Antes incluso de que mis dedos hubieran tomado contacto con el cuello de
Mac Corjeag, éste empezó a derretirse, ¡sí, a derretirse! Vi cómo su cara se volvía
blanca, sus mejillas se hundían, sus manos se volvían transparentes, sus órbitas se
ennegrecían y sus ojos se hundían, lejos, muy lejos…
Como no quería ser víctima de una aberración, alargué el brazo para tocar
lo que veía. Mi mano encontró una carne fofa y fría y, con la ligera presión que
ejerció en aquella carne, la masa de un cuerpo se desplomó en el suelo.
No contestó.
¡Lucie estaba muerta! ¿Podéis concebir semejante cosa? ¡Lucie había dejado
de vivir…!
—No vuelvas más allí, abuelo —me dijo—, a partir de ahora seré yo la que
vendré a ti. No tiembles, no soy un fantasma, soy tu Lucie, más cercana que nunca.

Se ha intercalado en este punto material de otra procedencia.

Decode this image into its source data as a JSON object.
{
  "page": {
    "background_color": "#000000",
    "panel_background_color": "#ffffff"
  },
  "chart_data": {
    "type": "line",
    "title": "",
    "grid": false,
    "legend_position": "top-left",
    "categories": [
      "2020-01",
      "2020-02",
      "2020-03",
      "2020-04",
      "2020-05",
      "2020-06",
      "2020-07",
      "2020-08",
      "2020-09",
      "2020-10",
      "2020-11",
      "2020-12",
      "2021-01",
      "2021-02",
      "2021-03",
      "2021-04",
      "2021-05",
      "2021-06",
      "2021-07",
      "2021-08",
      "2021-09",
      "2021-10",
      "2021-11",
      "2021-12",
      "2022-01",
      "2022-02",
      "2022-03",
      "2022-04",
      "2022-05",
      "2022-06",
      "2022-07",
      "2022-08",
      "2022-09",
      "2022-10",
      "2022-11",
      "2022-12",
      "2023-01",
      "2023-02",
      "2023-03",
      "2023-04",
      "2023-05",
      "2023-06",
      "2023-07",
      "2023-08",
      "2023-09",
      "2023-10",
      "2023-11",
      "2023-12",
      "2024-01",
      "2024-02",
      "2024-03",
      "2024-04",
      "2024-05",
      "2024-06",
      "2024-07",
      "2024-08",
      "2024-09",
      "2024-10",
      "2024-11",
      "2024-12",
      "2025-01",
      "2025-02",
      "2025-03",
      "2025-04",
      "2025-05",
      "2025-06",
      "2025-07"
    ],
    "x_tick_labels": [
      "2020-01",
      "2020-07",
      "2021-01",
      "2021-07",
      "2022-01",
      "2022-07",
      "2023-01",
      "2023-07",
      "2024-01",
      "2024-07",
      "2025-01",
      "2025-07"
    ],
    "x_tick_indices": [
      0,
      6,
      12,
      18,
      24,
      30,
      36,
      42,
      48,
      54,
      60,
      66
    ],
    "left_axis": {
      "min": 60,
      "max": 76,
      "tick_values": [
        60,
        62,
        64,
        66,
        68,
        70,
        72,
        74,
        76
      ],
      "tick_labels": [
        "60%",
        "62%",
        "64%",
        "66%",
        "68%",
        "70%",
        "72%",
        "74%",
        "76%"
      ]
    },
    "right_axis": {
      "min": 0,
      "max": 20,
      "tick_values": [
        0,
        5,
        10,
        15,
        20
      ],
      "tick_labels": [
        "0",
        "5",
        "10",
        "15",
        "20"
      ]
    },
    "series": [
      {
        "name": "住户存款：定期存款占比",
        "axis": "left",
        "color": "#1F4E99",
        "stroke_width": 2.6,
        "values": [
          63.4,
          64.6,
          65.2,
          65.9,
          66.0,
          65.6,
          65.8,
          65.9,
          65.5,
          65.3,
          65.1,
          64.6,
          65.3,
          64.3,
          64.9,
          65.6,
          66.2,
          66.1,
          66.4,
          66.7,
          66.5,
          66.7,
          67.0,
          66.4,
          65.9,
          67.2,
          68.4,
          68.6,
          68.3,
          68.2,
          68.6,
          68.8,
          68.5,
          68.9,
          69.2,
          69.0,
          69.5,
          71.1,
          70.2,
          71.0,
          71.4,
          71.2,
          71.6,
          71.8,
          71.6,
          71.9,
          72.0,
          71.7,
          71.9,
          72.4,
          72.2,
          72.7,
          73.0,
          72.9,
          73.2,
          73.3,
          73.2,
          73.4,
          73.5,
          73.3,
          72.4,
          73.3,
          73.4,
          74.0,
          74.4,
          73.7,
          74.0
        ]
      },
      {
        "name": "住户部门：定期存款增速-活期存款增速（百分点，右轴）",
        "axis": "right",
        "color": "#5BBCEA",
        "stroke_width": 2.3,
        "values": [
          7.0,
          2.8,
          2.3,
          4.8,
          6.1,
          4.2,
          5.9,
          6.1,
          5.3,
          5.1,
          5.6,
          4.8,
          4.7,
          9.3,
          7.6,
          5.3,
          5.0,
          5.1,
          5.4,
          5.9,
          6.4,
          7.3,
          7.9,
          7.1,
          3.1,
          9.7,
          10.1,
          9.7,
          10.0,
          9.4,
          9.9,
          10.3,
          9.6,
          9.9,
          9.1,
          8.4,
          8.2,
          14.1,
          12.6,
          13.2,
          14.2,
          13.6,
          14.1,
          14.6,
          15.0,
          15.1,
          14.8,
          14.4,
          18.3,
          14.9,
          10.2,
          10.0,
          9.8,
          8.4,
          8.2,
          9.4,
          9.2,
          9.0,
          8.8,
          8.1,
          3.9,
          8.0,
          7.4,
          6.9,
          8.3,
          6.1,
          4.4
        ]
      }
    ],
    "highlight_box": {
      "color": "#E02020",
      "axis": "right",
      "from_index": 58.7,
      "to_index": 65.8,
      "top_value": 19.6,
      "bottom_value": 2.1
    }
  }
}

Me he ofrecido a la muerte para dominar la vida. John y yo somos felices. No
conocemos ni el temor, ni el odio, ni el hambre, ni el frío. Nuestras almas liberadas
de sus cadenas se han unido. ¿No has oído a las demás almas cantar en honor de
nuestro himeneo? Estaban a nuestro alrededor apretadas como las flores de un
inmenso ramo. Cada una tenía su olor, y sus perfumes reunidos formaban un
aroma victorioso: una sinfonía a la gloria de Dios.
»¿Qué son al lado de nuestros amores los más bellos amores de la tierra?
Joyas en cajas de hueso, cuya llave sólo la tiene el Señor».